Hanna D era un angioletto in un inferno. Ann-Gisel Glass era perfetta. Non ricordo se avesse fatto qualcosa prima del mio film. Lei era entrata in questo personaggio come se lo avesse già vissuto nella realtà. Non ho indagato su di lei e sul suo passato, magari nei suoi incubi, nelle sue cavalcate oniriche, c’era qualcosa che lei già sapeva di questa ragazza che vive la sua attività di prostituta appagata. In una scena lei piange in sincronia col movimento della copula. Lei mi chiese di non metterle nessun trucco sul volto.

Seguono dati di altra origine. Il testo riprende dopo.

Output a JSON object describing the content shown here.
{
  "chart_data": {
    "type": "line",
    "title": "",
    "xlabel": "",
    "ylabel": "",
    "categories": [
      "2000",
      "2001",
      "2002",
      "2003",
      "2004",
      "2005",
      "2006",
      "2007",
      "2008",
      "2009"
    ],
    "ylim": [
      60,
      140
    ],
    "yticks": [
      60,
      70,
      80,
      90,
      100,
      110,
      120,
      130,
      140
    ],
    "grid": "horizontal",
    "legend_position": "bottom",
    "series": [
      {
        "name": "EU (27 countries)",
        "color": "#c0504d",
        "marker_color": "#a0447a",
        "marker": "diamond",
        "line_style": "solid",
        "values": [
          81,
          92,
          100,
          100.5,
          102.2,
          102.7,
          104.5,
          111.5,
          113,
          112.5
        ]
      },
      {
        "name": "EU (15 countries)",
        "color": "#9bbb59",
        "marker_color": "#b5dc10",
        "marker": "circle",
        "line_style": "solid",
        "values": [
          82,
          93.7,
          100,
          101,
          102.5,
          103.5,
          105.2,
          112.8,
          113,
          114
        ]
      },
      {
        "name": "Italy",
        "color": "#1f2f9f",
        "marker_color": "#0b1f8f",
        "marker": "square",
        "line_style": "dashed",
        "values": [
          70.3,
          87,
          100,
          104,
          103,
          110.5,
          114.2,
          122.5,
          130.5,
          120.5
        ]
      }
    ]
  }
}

Accanto a lei c’era Sebastiano Somma che fu straordinario. Per lui credo che fosse il primo film. Era una persona educata, onesta e professionale.
E di Karin Schubert, che fa la madre, che ricordi? Allora era molto attiva nel porno.
Karin Schubert la presi proprio perché aveva fatto quei film porno. «Entra nella drammacità della madre che ha questa spia», le dissi, «Tu, che sei così disinibita». E il ruolo me l’ha fatto bene, molto isterica, tutta tesa nella sua isteria. Brava molto brava.
E Donatella Damiani, la tettona scoperta da Fellini per La città delle donne?
Anche lì non ho abusato del fatto delle tettone. Ne ho fatto solo una disgraziata amica della protagonista.
C’erano delle versioni hard dei tuoi film?
No, assolutamente. Sai quante volte, quando facevo lo sceneggiatore-ombra, mi hanno chiesto di scrivere scene hard da poter inserire in altri film? E non l’ho mai fatto.
Ti hanno mai chiesto di girare dei porno?
C’è stato un produttore che mi chiese di girare 10 porno in non so quanti giorni. Mi disse che li potevo girare in maniera artistica. Io gli domandai: «Mi vuoi spiegare cosa intendi?». Ma poi ci rimpensai, aveva ragione lui. Da allora, per anni, ho sempre sognato di fare un film pornografico artistico e di farlo passare in censura. Non l’ho fatto perché non è mai stato il tempo giusto. Volevo usare artisticamente la pornografia. E si può fare! Si può fare vedere il membro in tutte le sue funzioni…
A te piace il cinema, ma ti piacciono molto anche le donne, mi sembra…
Sì, molto. Ho investito tutto sulla donna. Tutto. La donna può dare tutto. Non per niente partorisce. È madre e figlia.
Ci sono film che avresti voluto fare e non hai potuto fare?
Uno si chiamava La quarta generazione. Era un film sulla delinquenza minorile che ho cercato di metter su negli anni 80. Invece proprio adesso sto pensando a una cosa sulla comunicazione al tempo della web generation.